Deep Operator Networks for Surrogate Modeling of Cyclic Adsorption Processes with Varying Initial Conditions

TL;DR

This paper demonstrates that Deep Operator Networks can effectively serve as surrogates for cyclic adsorption process simulations, accurately predicting solutions across diverse initial conditions and functional forms, thus accelerating process optimization.

Contribution

The study applies DeepONets to model PDE-based cyclic adsorption processes, showcasing their ability to generalize across varying initial conditions and improve simulation efficiency.

Findings

DeepONets accurately predict solutions within training ranges.

Models generalize well to unseen initial conditions.

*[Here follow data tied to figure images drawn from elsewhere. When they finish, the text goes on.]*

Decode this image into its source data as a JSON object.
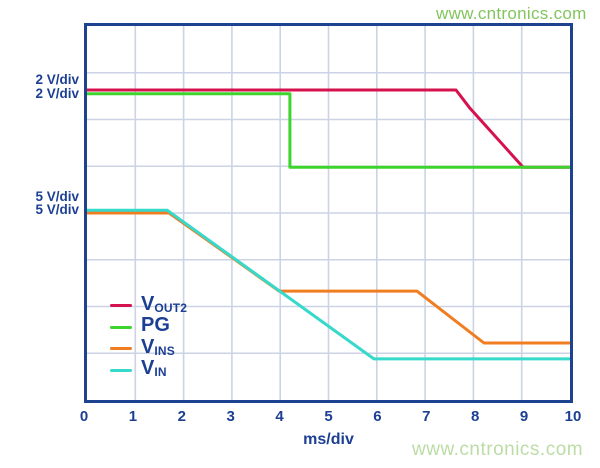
{
  "watermarks": {
    "top": "www.cntronics.com",
    "bottom": "www.cntronics.com"
  },
  "scale_labels": [
    "2 V/div",
    "2 V/div",
    "5 V/div",
    "5 V/div"
  ],
  "axis": {
    "x_ticks": [
      "0",
      "1",
      "2",
      "3",
      "4",
      "5",
      "6",
      "7",
      "8",
      "9",
      "10"
    ],
    "x_label": "ms/div"
  },
  "legend": {
    "items": [
      {
        "main": "V",
        "sub": "OUT2"
      },
      {
        "main": "PG",
        "sub": ""
      },
      {
        "main": "V",
        "sub": "INS"
      },
      {
        "main": "V",
        "sub": "IN"
      }
    ]
  },
  "colors": {
    "axis_text": "#1c3f94",
    "plot_border": "#1d4390",
    "grid": "#ccd3e5",
    "vout2": "#d5114e",
    "pg": "#3cd42d",
    "vins": "#f07d20",
    "vin": "#36d9ca",
    "watermark_top": "#82c55e",
    "watermark_bottom": "#bcdca6"
  },
  "chart_data": {
    "type": "line",
    "title": "",
    "xlabel": "ms/div",
    "ylabel": "",
    "x_range": [
      0,
      10
    ],
    "x_divisions": 10,
    "y_divisions": 8,
    "grid": true,
    "legend_position": "inside-lower-left",
    "y_units": "screen divisions from top; per-trace vertical scale given by scale field",
    "series": [
      {
        "name": "V_OUT2",
        "scale": "2 V/div",
        "color": "#d5114e",
        "points": [
          [
            0,
            1.37
          ],
          [
            7.64,
            1.37
          ],
          [
            7.93,
            1.76
          ],
          [
            9.03,
            3.02
          ],
          [
            10,
            3.02
          ]
        ]
      },
      {
        "name": "PG",
        "scale": "2 V/div",
        "color": "#3cd42d",
        "points": [
          [
            0,
            1.45
          ],
          [
            4.2,
            1.45
          ],
          [
            4.2,
            3.02
          ],
          [
            10,
            3.02
          ]
        ]
      },
      {
        "name": "V_INS",
        "scale": "5 V/div",
        "color": "#f07d20",
        "points": [
          [
            0,
            4.0
          ],
          [
            1.7,
            4.0
          ],
          [
            3.98,
            5.67
          ],
          [
            6.83,
            5.67
          ],
          [
            8.22,
            6.78
          ],
          [
            10,
            6.78
          ]
        ]
      },
      {
        "name": "V_IN",
        "scale": "5 V/div",
        "color": "#36d9ca",
        "points": [
          [
            0,
            3.94
          ],
          [
            1.66,
            3.94
          ],
          [
            5.94,
            7.12
          ],
          [
            10,
            7.12
          ]
        ]
      }
    ]
  }
}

Surrogates significantly reduce computational costs.

Abstract

Deep Operator Networks are emerging as fundamental tools among various neural network types to learn mappings between function spaces, and have recently gained attention due to their ability to approximate nonlinear operators. In particular, DeepONets offer a natural formulation for PDE solving, since the solution of a partial differential equation can be interpreted as an operator mapping an initial condition to its corresponding solution field. In this work, we applied DeepONets in the context of process modeling for adsorption technologies, to assess their feasibility as surrogates for cyclic adsorption process simulation and optimization. The goal is to accelerate convergence of cyclic processes such as Temperature-Vacuum Swing Adsorption (TVSA), which require repeated solution of transient PDEs, which are computationally expensive. Since each step of a cyclic adsorption process starts from the final state of the preceding step, effective surrogate modeling requires generalization across a wide range of initial conditions. The governing equations exhibit steep traveling fronts, providing a demanding benchmark for operator learning. To evaluate functional generalization under these conditions, we construct a mixed training dataset composed of heterogeneous initial conditions and train DeepONets to approximate the corresponding solution operators. The trained models are then tested on initial conditions outside the parameter ranges used during training, as well as on completely unseen functional forms. The results demonstrate accurate predictions both within and beyond the training distribution, highlighting DeepONets as potential efficient surrogates for accelerating cyclic adsorption simulations and optimization workflows.